Gardening with Less Water

My father was a keen gardener.  When we lived in Shannon, in an estate house with a standard small garden, he grew flowers in his garden and vegetables in an allotment just outside the town.  I have many childhood memories of weeding and petal-picking, which I hated.  More interesting jobs like actually planting things, squishing pests and pruning were reserved for adult hands.

I wasn’t a fan of the allotment, to be honest.  I was notoriously bad at eating my veggies as a child – to this day I still detest many green leafy vegetables.  Brussels sprouts?  Cabbage?  Bleuchhh.  So while I liked the pretty flowers in the garden, the whole idea of growing vegetables seemed a bit pointless to me.

Fast forward thirty years or so, and I was slightly better at eating my greens (I still can’t handle sprouts and cabbage, though).  I was also beginning to be concerned about the amount of chemicals in the food we were eating.  Organic produce was outrageously expensive, so with the help of a friend, I started to cultivate the very old, very mature manure heap beside our arena in Cork.  This stuff was amazing!  It was like digging into a bag of the most expensive compost money could buy!  And we grew the most fantastic gigantic vegetables that first year, in a very small space.  The following year, we tackled the rest of the manure heap, digging out the nettles and scutch, and replacing them with beans, onions and other stuff.

The results were so successful that, over the following winter, we installed four raised beds at the back of my house and filled them with the black gold from our muck heap.  Our growing space was more then quadrupled, and we successfully cultivated strawberries, broccoli, curly Kale, courgettes and other squashes, peas, beans… and more.  Enough for two small households for the whole summer.  All delicious, all organic.

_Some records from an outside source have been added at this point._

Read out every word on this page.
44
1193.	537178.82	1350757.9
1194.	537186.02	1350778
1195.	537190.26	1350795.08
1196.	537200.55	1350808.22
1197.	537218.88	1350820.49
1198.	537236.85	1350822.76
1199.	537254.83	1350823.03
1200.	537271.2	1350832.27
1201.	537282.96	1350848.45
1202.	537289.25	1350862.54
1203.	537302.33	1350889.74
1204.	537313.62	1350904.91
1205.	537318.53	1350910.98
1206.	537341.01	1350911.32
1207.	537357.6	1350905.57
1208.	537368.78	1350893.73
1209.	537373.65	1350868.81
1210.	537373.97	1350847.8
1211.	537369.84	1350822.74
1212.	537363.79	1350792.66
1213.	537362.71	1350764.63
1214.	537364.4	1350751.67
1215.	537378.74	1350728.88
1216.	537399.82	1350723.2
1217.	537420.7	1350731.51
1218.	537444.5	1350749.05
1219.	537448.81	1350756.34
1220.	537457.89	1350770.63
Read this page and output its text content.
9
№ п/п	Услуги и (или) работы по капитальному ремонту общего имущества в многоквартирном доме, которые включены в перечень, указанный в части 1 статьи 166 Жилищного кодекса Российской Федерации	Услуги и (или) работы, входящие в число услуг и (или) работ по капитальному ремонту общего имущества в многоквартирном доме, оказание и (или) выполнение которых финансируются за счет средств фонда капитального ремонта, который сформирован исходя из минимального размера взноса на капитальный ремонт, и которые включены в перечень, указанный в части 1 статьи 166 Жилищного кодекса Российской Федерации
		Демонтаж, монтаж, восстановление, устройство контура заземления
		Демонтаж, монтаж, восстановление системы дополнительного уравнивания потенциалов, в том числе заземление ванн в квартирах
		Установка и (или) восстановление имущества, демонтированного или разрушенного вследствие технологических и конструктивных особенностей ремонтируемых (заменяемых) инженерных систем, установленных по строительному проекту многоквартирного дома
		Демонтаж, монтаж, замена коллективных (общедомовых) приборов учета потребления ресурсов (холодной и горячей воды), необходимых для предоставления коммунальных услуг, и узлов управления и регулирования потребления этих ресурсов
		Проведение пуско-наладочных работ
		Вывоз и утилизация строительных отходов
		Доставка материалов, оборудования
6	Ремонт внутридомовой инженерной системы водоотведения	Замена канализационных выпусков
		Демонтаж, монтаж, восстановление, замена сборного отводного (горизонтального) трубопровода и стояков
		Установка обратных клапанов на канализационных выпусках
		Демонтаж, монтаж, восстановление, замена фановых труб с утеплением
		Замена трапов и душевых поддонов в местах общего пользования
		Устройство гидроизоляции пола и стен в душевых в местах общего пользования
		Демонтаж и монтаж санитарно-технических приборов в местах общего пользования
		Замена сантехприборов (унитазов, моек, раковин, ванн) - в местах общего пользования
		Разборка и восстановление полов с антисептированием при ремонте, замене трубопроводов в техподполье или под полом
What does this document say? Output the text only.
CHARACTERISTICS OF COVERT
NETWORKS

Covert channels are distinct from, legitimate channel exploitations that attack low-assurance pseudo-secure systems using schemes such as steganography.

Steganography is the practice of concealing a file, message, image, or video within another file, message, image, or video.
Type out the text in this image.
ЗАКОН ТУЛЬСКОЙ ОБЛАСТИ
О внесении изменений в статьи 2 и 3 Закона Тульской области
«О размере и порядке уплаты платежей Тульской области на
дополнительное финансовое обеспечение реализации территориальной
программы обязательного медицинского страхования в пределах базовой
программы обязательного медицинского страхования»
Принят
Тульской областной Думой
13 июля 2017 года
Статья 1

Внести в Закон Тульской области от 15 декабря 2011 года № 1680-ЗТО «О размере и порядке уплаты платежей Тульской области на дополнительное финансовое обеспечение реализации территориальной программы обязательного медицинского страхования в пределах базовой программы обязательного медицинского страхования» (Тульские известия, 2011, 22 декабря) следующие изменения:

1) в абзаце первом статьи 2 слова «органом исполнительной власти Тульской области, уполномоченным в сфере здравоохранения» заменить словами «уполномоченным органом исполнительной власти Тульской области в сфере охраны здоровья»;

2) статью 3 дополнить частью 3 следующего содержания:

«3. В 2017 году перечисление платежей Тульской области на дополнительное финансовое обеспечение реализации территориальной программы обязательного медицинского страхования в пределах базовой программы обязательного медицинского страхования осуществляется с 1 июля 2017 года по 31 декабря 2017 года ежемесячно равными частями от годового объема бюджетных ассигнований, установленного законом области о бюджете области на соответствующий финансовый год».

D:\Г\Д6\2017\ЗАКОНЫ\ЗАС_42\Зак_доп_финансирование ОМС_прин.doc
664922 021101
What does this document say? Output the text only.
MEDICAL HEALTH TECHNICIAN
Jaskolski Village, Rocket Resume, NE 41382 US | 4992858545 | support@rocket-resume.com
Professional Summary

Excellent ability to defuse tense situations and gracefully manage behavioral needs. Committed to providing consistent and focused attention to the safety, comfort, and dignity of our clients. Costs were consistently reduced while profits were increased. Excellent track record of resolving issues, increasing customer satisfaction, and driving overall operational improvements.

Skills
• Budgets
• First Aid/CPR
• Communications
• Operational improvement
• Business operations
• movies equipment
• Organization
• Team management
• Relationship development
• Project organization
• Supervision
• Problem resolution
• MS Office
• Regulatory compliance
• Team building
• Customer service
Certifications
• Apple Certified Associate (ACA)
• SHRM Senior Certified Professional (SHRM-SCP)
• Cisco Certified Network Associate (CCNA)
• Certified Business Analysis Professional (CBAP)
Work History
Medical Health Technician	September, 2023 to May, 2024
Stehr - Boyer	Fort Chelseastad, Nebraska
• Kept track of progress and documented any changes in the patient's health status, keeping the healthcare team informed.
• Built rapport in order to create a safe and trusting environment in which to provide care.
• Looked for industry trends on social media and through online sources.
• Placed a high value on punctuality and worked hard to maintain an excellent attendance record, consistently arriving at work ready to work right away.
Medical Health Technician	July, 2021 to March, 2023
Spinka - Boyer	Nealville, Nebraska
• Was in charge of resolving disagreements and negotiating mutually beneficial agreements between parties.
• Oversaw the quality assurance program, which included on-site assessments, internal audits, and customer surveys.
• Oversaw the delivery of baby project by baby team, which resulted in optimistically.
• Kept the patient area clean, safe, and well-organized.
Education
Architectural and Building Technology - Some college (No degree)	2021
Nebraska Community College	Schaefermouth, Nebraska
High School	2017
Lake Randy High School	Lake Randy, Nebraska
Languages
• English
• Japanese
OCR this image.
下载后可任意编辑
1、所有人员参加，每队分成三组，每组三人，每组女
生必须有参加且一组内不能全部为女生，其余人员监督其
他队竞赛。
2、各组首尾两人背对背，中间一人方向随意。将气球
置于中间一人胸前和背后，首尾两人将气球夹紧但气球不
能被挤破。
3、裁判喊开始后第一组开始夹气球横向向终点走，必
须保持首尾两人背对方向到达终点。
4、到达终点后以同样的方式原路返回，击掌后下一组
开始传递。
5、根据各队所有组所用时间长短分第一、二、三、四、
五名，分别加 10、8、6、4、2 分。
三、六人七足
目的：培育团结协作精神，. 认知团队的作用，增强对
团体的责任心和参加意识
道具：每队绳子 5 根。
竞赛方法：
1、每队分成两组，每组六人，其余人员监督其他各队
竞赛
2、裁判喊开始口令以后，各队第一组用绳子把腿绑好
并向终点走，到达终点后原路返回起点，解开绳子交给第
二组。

And then I moved to France.  The manure heap became a wilderness once again, as did the raised beds.

I grew a couple of things in the garden in Cereste, where we spent almost three years, but I didn’t want to make any great changes there, seeing as we were just renting.  We moved into our own house two years ago, too late in the season to plant, but last year we put in a small potager.   We planted onions, herbs, rhubarb, tomatoes, cucumbers and peppers, with mixed success to be honest.  I’m not used to growing things in a hot, dry climate and I was appalled at how much water our little garden consumed.  Particularly seeing as we were in a serious drought for most of last summer.

Despite the lack of stellar results, we’ve doubled our growing space this year.  A couple of months ago, I began to research irrigation methods, the idea being that we’d install the irrigation system as we laid out the new beds.  We’ve got two 1000 litre tanks for rainwater.  The idea was to get a third tank, install it beside the garden, fed from the rainwater tanks, and run a standard drip irrigation system off it – goutte à goutte or drop by drop as the French call it.  The problem was, losses by evaporation are huge using this method.  Our water consumption would far exceed 3000 litres over the course of the summer.  Sure, I’ll be able to fill up a tank on the back of the Canyonero from the village fountain (fed by a spring, it has never run dry, even last year, the driest year ever here) but even so, maybe there were other irrigation methods?  I turned to Google…

…and I found this book.

Low cost? Sounds good.  Low tech? Sounds even better.  Use up to 90% less water?  Really?  Could that be possible?

And our adventures with alternative irrigation systems begins.